Hi @Andrew Syrov ,
To answer your question, that's certainly a way to go. Think about it as the microservice orchestration pattern.
Your orchestration trigger will call an activity that's triggered by a service bus message. You can make the activity functions as broad or as granular you want but each one would modify the payload that will be returned to the orchestration trigger function to be passed to the next activity. If there's a failure within the activity, initiate a rollback state and requeue that payload back to the service bus. Your payload can either have a lastProcessStep or can be reprocessed as it's the first time.
That way, using example in the referenced doc, when catch (Exception)
occurs and you refund the account, take context.GetInput<TransferOperation>();
and requeue it for reprocessing. When it's reprocessed, that step will allow the payload to pass previous activities because it's already been updated or logging the payload in a queue or table for manual investigation and processing.
---
EDIT:
Case 1. If I'm not using Service Bus, (say, my durable function is triggered by HTTP trigger, or some other method, such as time trigger).

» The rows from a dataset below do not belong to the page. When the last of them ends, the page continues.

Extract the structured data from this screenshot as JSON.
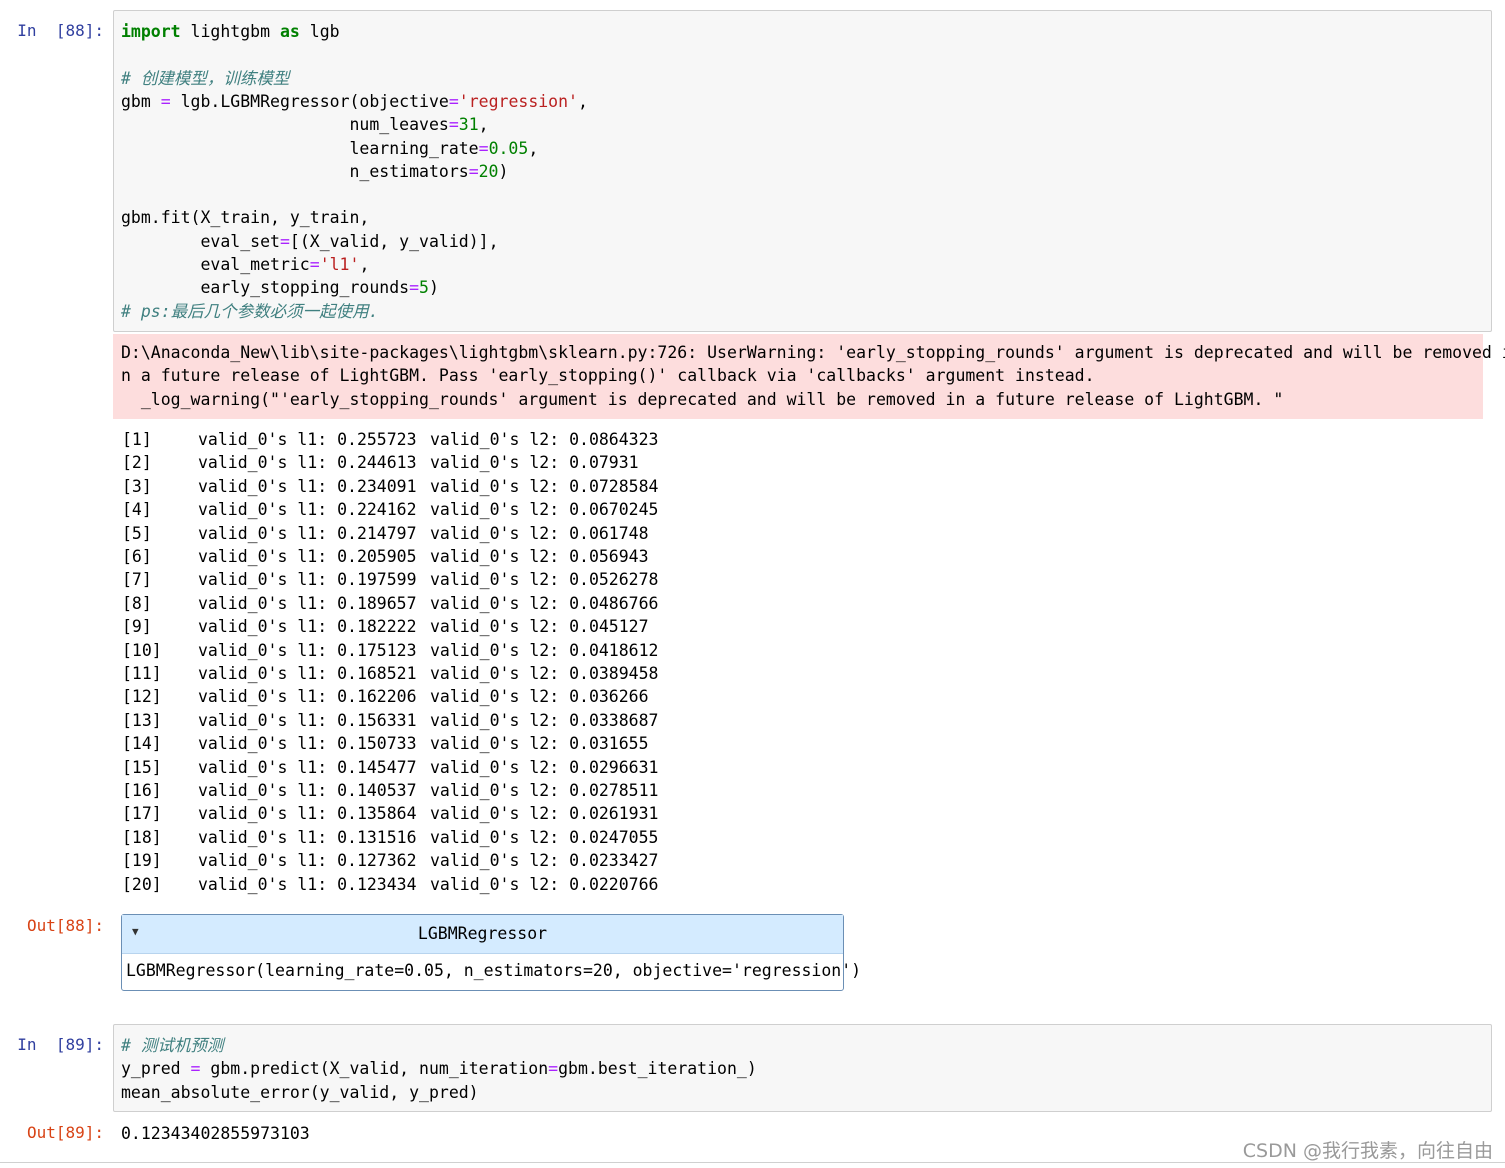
{
  "cells": [
    {
      "in_prompt": "In  [88]:",
      "code": [
        [
          [
            "kw",
            "import"
          ],
          [
            "",
            "lightgbm"
          ],
          [
            "kw",
            "as"
          ],
          [
            "",
            "lgb"
          ]
        ],
        [],
        [
          [
            "cm",
            "# 创建模型，训练模型"
          ]
        ],
        [
          [
            "",
            "gbm "
          ],
          [
            "op",
            "="
          ],
          [
            "",
            "",
            " lgb.LGBMRegressor(objective"
          ],
          [
            "op",
            "="
          ],
          [
            "st",
            "'regression'"
          ],
          [
            "",
            ","
          ]
        ],
        [
          [
            "",
            "                       num_leaves"
          ],
          [
            "op",
            "="
          ],
          [
            "nm",
            "31"
          ],
          [
            "",
            ","
          ]
        ],
        [
          [
            "",
            "                       learning_rate"
          ],
          [
            "op",
            "="
          ],
          [
            "nm",
            "0.05"
          ],
          [
            "",
            ","
          ]
        ],
        [
          [
            "",
            "                       n_estimators"
          ],
          [
            "op",
            "="
          ],
          [
            "nm",
            "20"
          ],
          [
            "",
            ")"
          ]
        ],
        [],
        [
          [
            "",
            "gbm.fit(X_train, y_train,"
          ]
        ],
        [
          [
            "",
            "        eval_set"
          ],
          [
            "op",
            "="
          ],
          [
            "",
            "[(X_valid, y_valid)],"
          ]
        ],
        [
          [
            "",
            "        eval_metric"
          ],
          [
            "op",
            "="
          ],
          [
            "st",
            "'l1'"
          ],
          [
            "",
            ","
          ]
        ],
        [
          [
            "",
            "        early_stopping_rounds"
          ],
          [
            "op",
            "="
          ],
          [
            "nm",
            "5"
          ],
          [
            "",
            ")"
          ]
        ],
        [
          [
            "cm",
            "# ps:最后几个参数必须一起使用."
          ]
        ]
      ],
      "stderr": [
        "D:\\Anaconda_New\\lib\\site-packages\\lightgbm\\sklearn.py:726: UserWarning: 'early_stopping_rounds' argument is deprecated and will be removed i",
        "n a future release of LightGBM. Pass 'early_stopping()' callback via 'callbacks' argument instead.",
        "  _log_warning(\"'early_stopping_rounds' argument is deprecated and will be removed in a future release of LightGBM. \""
      ],
      "stdout": [
        "[1]\tvalid_0's l1: 0.255723\tvalid_0's l2: 0.0864323",
        "[2]\tvalid_0's l1: 0.244613\tvalid_0's l2: 0.07931",
        "[3]\tvalid_0's l1: 0.234091\tvalid_0's l2: 0.0728584",
        "[4]\tvalid_0's l1: 0.224162\tvalid_0's l2: 0.0670245",
        "[5]\tvalid_0's l1: 0.214797\tvalid_0's l2: 0.061748",
        "[6]\tvalid_0's l1: 0.205905\tvalid_0's l2: 0.056943",
        "[7]\tvalid_0's l1: 0.197599\tvalid_0's l2: 0.0526278",
        "[8]\tvalid_0's l1: 0.189657\tvalid_0's l2: 0.0486766",
        "[9]\tvalid_0's l1: 0.182222\tvalid_0's l2: 0.045127",
        "[10]\tvalid_0's l1: 0.175123\tvalid_0's l2: 0.0418612",
        "[11]\tvalid_0's l1: 0.168521\tvalid_0's l2: 0.0389458",
        "[12]\tvalid_0's l1: 0.162206\tvalid_0's l2: 0.036266",
        "[13]\tvalid_0's l1: 0.156331\tvalid_0's l2: 0.0338687",
        "[14]\tvalid_0's l1: 0.150733\tvalid_0's l2: 0.031655",
        "[15]\tvalid_0's l1: 0.145477\tvalid_0's l2: 0.0296631",
        "[16]\tvalid_0's l1: 0.140537\tvalid_0's l2: 0.0278511",
        "[17]\tvalid_0's l1: 0.135864\tvalid_0's l2: 0.0261931",
        "[18]\tvalid_0's l1: 0.131516\tvalid_0's l2: 0.0247055",
        "[19]\tvalid_0's l1: 0.127362\tvalid_0's l2: 0.0233427",
        "[20]\tvalid_0's l1: 0.123434\tvalid_0's l2: 0.0220766"
      ],
      "out_prompt": "Out[88]:",
      "widget": {
        "title": "LGBMRegressor",
        "body": "LGBMRegressor(learning_rate=0.05, n_estimators=20, objective='regression')",
        "toggle_icon": "triangle-down-icon"
      }
    },
    {
      "in_prompt": "In  [89]:",
      "code": [
        [
          [
            "cm",
            "# 测试机预测"
          ]
        ],
        [
          [
            "",
            "y_pred "
          ],
          [
            "op",
            "="
          ],
          [
            "",
            "",
            " gbm.predict(X_valid, num_iteration"
          ],
          [
            "op",
            "="
          ],
          [
            "",
            "gbm.best_iteration_)"
          ]
        ],
        [
          [
            "",
            "mean_absolute_error(y_valid, y_pred)"
          ]
        ]
      ],
      "out_prompt": "Out[89]:",
      "result": "0.12343402855973103"
    }
  ],
  "watermark": "CSDN @我行我素，向往自由",
  "colors": {
    "keyword": "#008000",
    "comment": "#408080",
    "string": "#ba2121",
    "number": "#008000",
    "operator": "#aa22ff",
    "in_prompt": "#303f9f",
    "out_prompt": "#d84315",
    "stderr_bg": "#fddddd"
  }
}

If you're using a HTTP or timer trigger to tell the function hey you, there's data to process then the same principles apply. Whatever data store you're using, the data being read should have some sort of indicator that can tell function where it last left off or reprocess the data where no changes for completed steps.
Case 2 (you somehow brought service bus into the picture, yet, let's discuss it):
I mentioned service bus and TTLExpiredException because you can leverage that trigger type to easily rerun your workflow in the event of a transient error. Your durable function shouldn't be designed in such a way they can run indefinitely. When the transfer from one back to another is initiated, that state can be recorded, and that operation considered complete. You then await for confirmation from the other bank that the transfer has been completed which triggers a separate activity to complete the process on your end. This way you can have a report of transactions that have been completed and awaiting confirmation and take decisive action.

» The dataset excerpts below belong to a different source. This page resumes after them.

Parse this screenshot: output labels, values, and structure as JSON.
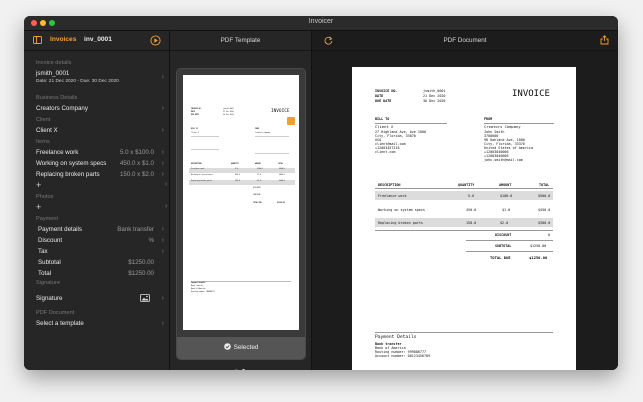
{
  "window": {
    "title": "Invoicer"
  },
  "toolbar": {
    "tab": "Invoices",
    "doc_name": "inv_0001"
  },
  "sidebar": {
    "invoice_details_header": "Invoice details",
    "client_summary": "jsmith_0001",
    "dates_summary": "Date: 21 Dec 2020 - Due: 30 Dec 2020",
    "business_details_header": "Business Details",
    "business_name": "Creators Company",
    "client_header": "Client",
    "client_name": "Client X",
    "items_header": "Items",
    "items": [
      {
        "name": "Freelance work",
        "value": "5.0 x $100.0"
      },
      {
        "name": "Working on system specs",
        "value": "450.0 x $1.0"
      },
      {
        "name": "Replacing broken parts",
        "value": "150.0 x $2.0"
      }
    ],
    "photos_header": "Photos",
    "payment_header": "Payment",
    "payment_details_label": "Payment details",
    "payment_details_value": "Bank transfer",
    "discount_label": "Discount",
    "discount_value": "%",
    "tax_label": "Tax",
    "subtotal_label": "Subtotal",
    "subtotal_value": "$1250.00",
    "total_label": "Total",
    "total_value": "$1250.00",
    "signature_header": "Signature",
    "signature_label": "Signature",
    "pdf_document_header": "PDF Document",
    "select_template_label": "Select a template"
  },
  "middle": {
    "header": "PDF Template",
    "selected_label": "Selected"
  },
  "right": {
    "header": "PDF Document"
  },
  "invoice": {
    "title": "INVOICE",
    "meta": [
      {
        "label": "INVOICE NO.",
        "value": "jsmith_0001"
      },
      {
        "label": "DATE",
        "value": "21 Dec 2020"
      },
      {
        "label": "DUE DATE",
        "value": "30 Dec 2020"
      }
    ],
    "bill_to_header": "BILL TO",
    "bill_to_lines": [
      "Client X",
      "27 Highland Ave, Ave 1000",
      "City, Florida, 33070",
      "USA",
      "client@mail.com",
      "+12003457216",
      "client.com"
    ],
    "from_header": "FROM",
    "from_lines": [
      "Creators Company",
      "John Smith",
      "3700000",
      "98 Oakland Ave, 1000",
      "City, Florida, 33370",
      "United States of America",
      "+12003040006",
      "+12003040006",
      "john.smith@mail.com"
    ],
    "columns": [
      "DESCRIPTION",
      "QUANTITY",
      "AMOUNT",
      "TOTAL"
    ],
    "rows": [
      {
        "desc": "Freelance work",
        "qty": "5.0",
        "amount": "$100.0",
        "total": "$500.0"
      },
      {
        "desc": "Working on system specs",
        "qty": "450.0",
        "amount": "$1.0",
        "total": "$450.0"
      },
      {
        "desc": "Replacing broken parts",
        "qty": "150.0",
        "amount": "$2.0",
        "total": "$300.0"
      }
    ],
    "discount_label": "DISCOUNT",
    "discount_value": "0",
    "subtotal_label": "SUBTOTAL",
    "subtotal_value": "$1250.00",
    "total_due_label": "TOTAL DUE",
    "total_due_value": "$1250.00",
    "payment_header": "Payment Details",
    "payment_lines": [
      "Bank transfer",
      "Bank of America",
      "Routing number: 999886777",
      "Account number: 00123456789"
    ]
  },
  "colors": {
    "accent": "#f0a030",
    "window_bg": "#1e1e1e",
    "sidebar_bg": "#262626"
  }
}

I do not see any value in using a durable function with Service Bus
The advantage to using a service bus is the ability to use topics that your durable functions can subscribe to.
Using the above image as a guide for our banking example, the first row could be transfer-funds
topic and your df can have activities like fundAvailable, bankRegistered, accountVerfied, etc. which will add message to the second row. The second row can be regulatory
which is the logic for all rules necessary for transferring funds between institutions. The third row can be instituion-confirmation
where once the external bank was confirmed receipt of the funds, can call a separate function (not part of your durable function) will take the message and add it to that service hub topic.

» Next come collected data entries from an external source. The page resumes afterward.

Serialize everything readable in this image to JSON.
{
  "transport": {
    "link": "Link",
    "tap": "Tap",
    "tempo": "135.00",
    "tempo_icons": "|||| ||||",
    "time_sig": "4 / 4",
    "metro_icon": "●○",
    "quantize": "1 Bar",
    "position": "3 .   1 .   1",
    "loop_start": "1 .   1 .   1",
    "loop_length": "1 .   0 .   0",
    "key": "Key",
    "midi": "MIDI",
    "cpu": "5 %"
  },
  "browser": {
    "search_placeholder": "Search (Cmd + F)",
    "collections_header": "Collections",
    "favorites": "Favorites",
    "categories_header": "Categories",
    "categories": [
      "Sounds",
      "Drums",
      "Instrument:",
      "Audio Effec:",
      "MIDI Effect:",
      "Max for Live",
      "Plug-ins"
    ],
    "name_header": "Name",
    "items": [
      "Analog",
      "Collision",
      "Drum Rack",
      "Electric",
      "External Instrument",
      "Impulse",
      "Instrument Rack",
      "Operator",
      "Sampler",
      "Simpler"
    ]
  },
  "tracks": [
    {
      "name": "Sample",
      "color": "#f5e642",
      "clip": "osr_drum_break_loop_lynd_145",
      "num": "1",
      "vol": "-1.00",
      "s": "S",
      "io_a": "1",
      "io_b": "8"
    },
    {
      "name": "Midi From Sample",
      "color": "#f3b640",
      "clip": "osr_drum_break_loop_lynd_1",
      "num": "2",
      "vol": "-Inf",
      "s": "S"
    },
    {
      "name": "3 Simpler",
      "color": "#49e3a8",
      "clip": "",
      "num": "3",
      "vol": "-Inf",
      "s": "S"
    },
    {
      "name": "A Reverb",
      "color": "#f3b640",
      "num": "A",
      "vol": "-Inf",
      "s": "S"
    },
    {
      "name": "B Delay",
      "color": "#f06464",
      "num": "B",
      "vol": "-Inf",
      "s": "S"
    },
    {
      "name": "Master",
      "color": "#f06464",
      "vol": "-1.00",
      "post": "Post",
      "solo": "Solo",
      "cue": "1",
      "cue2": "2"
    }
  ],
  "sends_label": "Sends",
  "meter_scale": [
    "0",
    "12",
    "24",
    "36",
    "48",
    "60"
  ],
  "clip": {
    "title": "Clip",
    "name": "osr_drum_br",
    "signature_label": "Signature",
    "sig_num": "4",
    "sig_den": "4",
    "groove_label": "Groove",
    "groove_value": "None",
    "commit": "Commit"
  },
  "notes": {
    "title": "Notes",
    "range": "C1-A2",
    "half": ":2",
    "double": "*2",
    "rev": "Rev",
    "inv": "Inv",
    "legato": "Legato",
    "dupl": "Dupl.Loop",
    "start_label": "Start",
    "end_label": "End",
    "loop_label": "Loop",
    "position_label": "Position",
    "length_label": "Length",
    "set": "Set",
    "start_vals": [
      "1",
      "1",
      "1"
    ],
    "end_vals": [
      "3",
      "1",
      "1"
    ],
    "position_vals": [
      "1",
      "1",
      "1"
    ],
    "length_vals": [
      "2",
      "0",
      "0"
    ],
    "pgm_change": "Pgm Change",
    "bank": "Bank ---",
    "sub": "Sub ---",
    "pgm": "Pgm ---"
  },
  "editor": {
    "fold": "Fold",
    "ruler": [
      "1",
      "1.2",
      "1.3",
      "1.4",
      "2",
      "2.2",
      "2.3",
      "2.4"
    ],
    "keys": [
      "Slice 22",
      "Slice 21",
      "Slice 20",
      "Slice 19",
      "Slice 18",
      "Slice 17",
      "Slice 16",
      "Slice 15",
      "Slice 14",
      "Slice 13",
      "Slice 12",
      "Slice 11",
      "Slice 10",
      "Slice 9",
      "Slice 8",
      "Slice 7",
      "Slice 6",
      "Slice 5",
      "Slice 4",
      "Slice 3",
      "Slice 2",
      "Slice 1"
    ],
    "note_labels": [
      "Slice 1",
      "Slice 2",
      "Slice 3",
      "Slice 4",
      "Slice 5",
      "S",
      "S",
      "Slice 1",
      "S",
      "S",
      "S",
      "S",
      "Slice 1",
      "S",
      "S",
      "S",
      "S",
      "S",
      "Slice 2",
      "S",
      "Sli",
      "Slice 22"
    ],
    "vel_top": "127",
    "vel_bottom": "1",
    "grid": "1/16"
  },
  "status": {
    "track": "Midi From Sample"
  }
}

At any point of a transient failure, the message will be placed back on the topic to be reprocessed. For instance, if it failed at bankRegistered, just rerun from the beginning. But let's say you made to accountVerified, your data store will have that transfer marked as pending and any reruns from there on will bypass those first activities. In the case of business logic failures, you can push those messages off to the dead-letter queue which a seaparate function is subscribed to that can alert/email/etc. that something went wrong in the process.
---
EDIT (2):
Have a look at Manage instances in Durable Functions. There are two options for detecting unhandled exceptions:
- Use instance query APIs to query the status and check for any failures
- Set up Event Grid notifications to receive notifications about failures.
The default configuration for durable function orchestration state is stored in Azure Storage which will remain there unless you purge it. Therefore, in the event you need to reprocess a message due to a failure, you can retrieve the data using one of the two above methods.
If your activity hits an unhandled exception, the retry policy should be used to keep trying that activity until it succeeds and compensate for any errors encountered during the retry. In the event of a process crash, the underlying framework will retry automatically. And since durable functions, and functions for that matter, is queue-based you must ensure that the code in each activity is idempotent since they may run more than once if the process crashed after the activity started executing but before the result was persisted. Each invocation of the durable function returns an instance GUID id that you can use for tracking.